Resenha | O Despertar: Parte Dois
Além de uma mera estratégia editorial ao lançar uma publicação dividida em duas partes, a série da Vertigo criada por Scott Snyder e Bryan Murphy se desenvolve em dois momentos narrativos distintos, justificativa para que a revista, lançada originalmente em dez partes nos Estados Unidos, tenha sido publicada em dois compilados pela Panini Comics.
Na sequência de O Despertar : Parte Um, a trama sofre um salto temporal de 200 anos, apresentando um futuro distópico em que as calotas polares foram destruídas pela ação das entidades do mar. Este novo cenário foi apresentado brevemente durante a primeira parte da história, focada, em grande parte, em um crescendo atmosférico de tensão e claustrofobia nas profundezas do mar.
Neste novo cenário, as entidades se tornaram parte do cotidiano mundial. São objeto de caça devido ao seu próprio sangue, que provoca poderes alucinatórios nos humanos, bem como fragmentaram a sociedade em uma nova estrutura, incluindo aqueles que são favoráveis ao despertar destes seres, sendo postos à margem pela política. A nova personagem central, Leeward, é apresentada como um pária nesta nova sociedade e, à semelhança da dra. Lee Archer, captura um chamado das profundezas e decide investigá-lo.
A abordagem nesta parte se difere da inicial: a trama desenvolvida em ambiente fechado cede espaço para uma aventura distópica que intenta apresentar uma nova sociedade.
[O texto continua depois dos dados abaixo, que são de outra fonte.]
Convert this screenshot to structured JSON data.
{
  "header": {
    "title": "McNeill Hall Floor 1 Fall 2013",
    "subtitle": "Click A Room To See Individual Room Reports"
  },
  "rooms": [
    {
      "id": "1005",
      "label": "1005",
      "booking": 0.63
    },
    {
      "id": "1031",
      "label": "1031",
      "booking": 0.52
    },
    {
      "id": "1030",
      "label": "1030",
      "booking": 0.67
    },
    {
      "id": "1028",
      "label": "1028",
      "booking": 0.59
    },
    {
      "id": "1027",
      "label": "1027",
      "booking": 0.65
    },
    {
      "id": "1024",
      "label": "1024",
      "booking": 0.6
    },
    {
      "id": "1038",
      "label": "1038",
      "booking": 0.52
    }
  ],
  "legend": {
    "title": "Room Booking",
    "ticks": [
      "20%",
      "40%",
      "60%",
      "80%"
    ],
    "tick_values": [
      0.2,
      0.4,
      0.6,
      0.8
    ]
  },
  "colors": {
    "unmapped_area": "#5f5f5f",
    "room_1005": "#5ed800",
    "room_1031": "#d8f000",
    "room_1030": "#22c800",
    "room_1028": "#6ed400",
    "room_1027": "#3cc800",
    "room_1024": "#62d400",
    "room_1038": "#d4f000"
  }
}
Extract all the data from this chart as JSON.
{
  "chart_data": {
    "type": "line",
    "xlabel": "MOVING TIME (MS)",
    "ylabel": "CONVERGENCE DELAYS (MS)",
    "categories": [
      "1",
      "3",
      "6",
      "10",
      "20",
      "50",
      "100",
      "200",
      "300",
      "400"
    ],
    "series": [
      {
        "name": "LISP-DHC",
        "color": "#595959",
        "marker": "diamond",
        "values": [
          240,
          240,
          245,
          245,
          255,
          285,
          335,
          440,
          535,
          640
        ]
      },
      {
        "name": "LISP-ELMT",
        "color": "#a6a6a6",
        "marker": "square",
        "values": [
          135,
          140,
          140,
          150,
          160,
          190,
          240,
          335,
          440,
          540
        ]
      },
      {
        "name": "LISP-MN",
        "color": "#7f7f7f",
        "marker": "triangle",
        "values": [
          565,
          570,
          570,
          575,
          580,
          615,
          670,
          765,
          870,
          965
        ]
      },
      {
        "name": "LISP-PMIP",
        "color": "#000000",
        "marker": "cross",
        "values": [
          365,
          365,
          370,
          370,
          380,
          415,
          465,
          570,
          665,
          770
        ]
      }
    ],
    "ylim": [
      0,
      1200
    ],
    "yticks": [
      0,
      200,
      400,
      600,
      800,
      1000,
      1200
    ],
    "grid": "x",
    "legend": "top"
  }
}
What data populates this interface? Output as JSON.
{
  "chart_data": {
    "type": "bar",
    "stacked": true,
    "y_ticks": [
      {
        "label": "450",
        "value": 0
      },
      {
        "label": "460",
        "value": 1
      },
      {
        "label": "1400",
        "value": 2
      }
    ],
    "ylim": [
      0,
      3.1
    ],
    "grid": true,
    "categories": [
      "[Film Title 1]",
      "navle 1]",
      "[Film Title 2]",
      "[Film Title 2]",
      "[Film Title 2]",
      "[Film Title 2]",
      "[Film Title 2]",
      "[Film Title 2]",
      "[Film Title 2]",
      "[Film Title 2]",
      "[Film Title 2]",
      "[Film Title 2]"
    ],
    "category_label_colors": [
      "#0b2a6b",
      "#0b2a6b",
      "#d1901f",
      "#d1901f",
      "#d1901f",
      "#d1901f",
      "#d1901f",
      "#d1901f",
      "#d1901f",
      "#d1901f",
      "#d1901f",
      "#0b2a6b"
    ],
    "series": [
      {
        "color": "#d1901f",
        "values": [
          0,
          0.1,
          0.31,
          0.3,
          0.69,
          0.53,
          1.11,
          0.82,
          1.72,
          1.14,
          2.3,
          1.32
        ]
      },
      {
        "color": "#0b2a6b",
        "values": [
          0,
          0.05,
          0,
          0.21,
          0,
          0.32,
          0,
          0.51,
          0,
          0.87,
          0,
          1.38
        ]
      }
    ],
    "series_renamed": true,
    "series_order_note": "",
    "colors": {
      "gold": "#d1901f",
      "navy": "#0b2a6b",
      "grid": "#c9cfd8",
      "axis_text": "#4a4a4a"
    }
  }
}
Duzentos anos após o surgimento dos sereios, tem-se a impressão que não houve nenhuma evolução científica aparente, ainda que tal afirmação seja questionável. Mesmo com o despertar destas personagens do mar, seria natural que, antes da queda total da humanidade, houvesse uma tentativa de descobrir quem elas são. A trama, ao menos, não demonstra essa possibilidade.
O roteiro de Snyder desenvolve uma boa base desta sociedade distópica, ainda que não trace uma ponte de ligação aceitável com a história anterior. A teoria que surge para sustentar as entidades se demonstra simplista, sem nenhuma revelação além do óbvio elo perdido com os humanos. O bom suspense da primeira parte se contrapõe a cenas de ação comum neste segundo ato, em um cenário que não parece urgente como ocorreu com a descoberta dos sereios.
Conforme caminha para o desfecho, a trama se enfraquece também ao apresentar novos personagens, demasiadamente comuns e apoiados em estereótipos. Tons que simplificam os bons contornos narrativos iniciais, entregando um final que nada tem de revelador, mas parecendo despreparado em relação à tônica da história, como se o roteiro se prolongasse em demasia em certas partes anteriores e, ao se deparar com poucas páginas para finalizar, escolhesse a saída mais fácil para um fim que fosse confortável aos leitores mas, ainda assim, permanecesse incompleto de explicações.
Ainda que a ficção científica tenha fundamentado um bom argumento inicial, a trama se dilui diante de uma sequência de alternativas narrativas fáceis, repetindo histórias anteriores sem uma boa sustentação. A leitura flui até o término da edição, porém, não o suficiente para se destacar como uma boa história por completo.